国内最大級の自動車技術展示会「人とくるまのテクノロジー展2023」(自動車技術会主催)が5月24日から3日間、パシフィコ横浜(横浜市西区)で、オンラインでは5月17日~6月7日開催された。自動運転や脱炭素、資源循環などに関わる最先端の技術や製品が集う中、県内で車体や部品を手掛ける各メーカーもブースを連ねた。【2023年6月1日号掲載】
自動車技術会の発表によると展示会は、国内の車体メーカー8社のほか、部品や制御システムなどを扱う国内外の企業が過去最多の約499社出展した。13件の世界初公開、21件の国内初公開の展示があった。欧米やアジアからも業界や報道機関の関係者が訪れ、来場者数も3日間合計で6万3810人が来場した(主催者発表)。
新型感染症の影響などで、22年からリアル展示会とオンライン展示会のハイブリッドで開いている同展示会だが、ITやAIという新しい分野の技術者、研究者のつながりの場となり、自動車業界の枠組みを広げることが狙い。
県内に本社や生産拠点を置く日産自動車(同)は、3月に発表した新開発電動パワートレーン「X―in―1」の試作ユニットを展示。20年度には全体で電動パワートレーン4機種と内燃機関45機種が存在したが、26年度には45%削減して計27機種まで、30年度はさらに電動パワートレーン3機種、内燃機関16機種まで絞り込む計画を進めている。
新ユニットにはBEV(バッテリー電気自動車)用としてインバーター、モーター、ギヤ(減速機)で構成する「3in1」、e―POWER用として3点に加えて発電機とギヤ(増幅機)からなる「5in1」の2種類を設定。パワートレーンコストを19年比で約3割削減し、e―POWER用では26年までにエンジン車と同等の車両コストを目指す。
導入の目的には、ユニットの小型化と軽量化によって車両の走行性能や音振性能を向上させること、重希土類(レアアース)の使用を重量比1%以下まで削減した新開発モーターを採用することなどを挙げている。
22年5月に横浜市西区のみなとみらい地区へ移転したばかりの「いすゞ(ず)自動車」も、3月にフルモデルチェンジした小型トラック「エルフ」を展示。AT車は従来、シングルクラッチの6速AMT(自動化した手動変速機)を搭載していたが、新型では9速DCT(デュアルクラッチトランスミッション)の「ISIM」に変更。エンジンの回転数を抑えて燃費を改善するほか、変速時の駆動力の途切れを大幅に少なくし、スムーズな加速を実現した。
エンジンと協調制御も進化している。

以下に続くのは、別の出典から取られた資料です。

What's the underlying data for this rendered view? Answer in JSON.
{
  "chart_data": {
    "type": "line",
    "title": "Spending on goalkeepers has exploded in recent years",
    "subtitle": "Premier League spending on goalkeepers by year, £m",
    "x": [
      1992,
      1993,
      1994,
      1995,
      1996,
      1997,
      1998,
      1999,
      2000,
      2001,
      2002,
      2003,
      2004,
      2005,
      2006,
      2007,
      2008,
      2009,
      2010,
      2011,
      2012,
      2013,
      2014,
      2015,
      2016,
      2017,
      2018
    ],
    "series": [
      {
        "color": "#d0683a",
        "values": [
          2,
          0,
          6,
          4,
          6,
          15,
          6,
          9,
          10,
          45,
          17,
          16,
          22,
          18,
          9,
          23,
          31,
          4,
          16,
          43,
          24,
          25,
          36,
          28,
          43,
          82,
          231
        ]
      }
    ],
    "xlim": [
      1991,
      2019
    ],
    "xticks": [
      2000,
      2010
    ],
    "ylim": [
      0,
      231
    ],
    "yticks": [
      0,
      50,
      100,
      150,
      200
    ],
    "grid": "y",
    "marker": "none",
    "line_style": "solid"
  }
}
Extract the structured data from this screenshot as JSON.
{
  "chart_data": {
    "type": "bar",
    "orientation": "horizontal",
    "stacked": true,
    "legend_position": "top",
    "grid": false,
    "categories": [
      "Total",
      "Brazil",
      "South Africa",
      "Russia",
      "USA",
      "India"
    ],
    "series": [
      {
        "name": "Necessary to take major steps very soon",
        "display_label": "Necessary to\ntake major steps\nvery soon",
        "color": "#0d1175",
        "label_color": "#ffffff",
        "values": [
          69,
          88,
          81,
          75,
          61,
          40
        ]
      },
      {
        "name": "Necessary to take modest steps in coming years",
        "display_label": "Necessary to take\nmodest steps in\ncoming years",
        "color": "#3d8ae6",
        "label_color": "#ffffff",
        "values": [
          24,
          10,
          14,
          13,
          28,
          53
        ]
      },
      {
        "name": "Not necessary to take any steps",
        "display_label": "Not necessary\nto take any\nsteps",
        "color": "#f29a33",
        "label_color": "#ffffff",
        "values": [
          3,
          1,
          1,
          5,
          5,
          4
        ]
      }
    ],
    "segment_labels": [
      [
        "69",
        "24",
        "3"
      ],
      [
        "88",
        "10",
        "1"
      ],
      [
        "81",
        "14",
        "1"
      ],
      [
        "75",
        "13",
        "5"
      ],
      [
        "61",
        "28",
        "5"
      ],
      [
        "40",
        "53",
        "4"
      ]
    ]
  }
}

変速時にエンジン回転を合わせ、特に上り坂で加速する場合などに駆動力の途切れが大幅に少なくなり、乗用車並みのスムーズさだとする。
関連会社を相模原市緑区大山町に置くスリーボンド(八王子市南大沢)は、EVのモーター部品や車体構造材の向けの接着剤のほか、植物や貝殻など生物資源を原料として使用したバイオマス接着剤も展示した。
同会の大津啓司会長(本田技術研究所社長)は、開会宣言で「今や避けては通れない地球規模の課題を乗り越え、持続可能な社会にしていくためには、競争と循環が鍵になると考えている。裾野が広く、社会に与える影響も大きい自動車産業において、カーボンニュートラルを実現するためには、ライフサイクル全体で脱炭素化をしていく必要がある」と話した。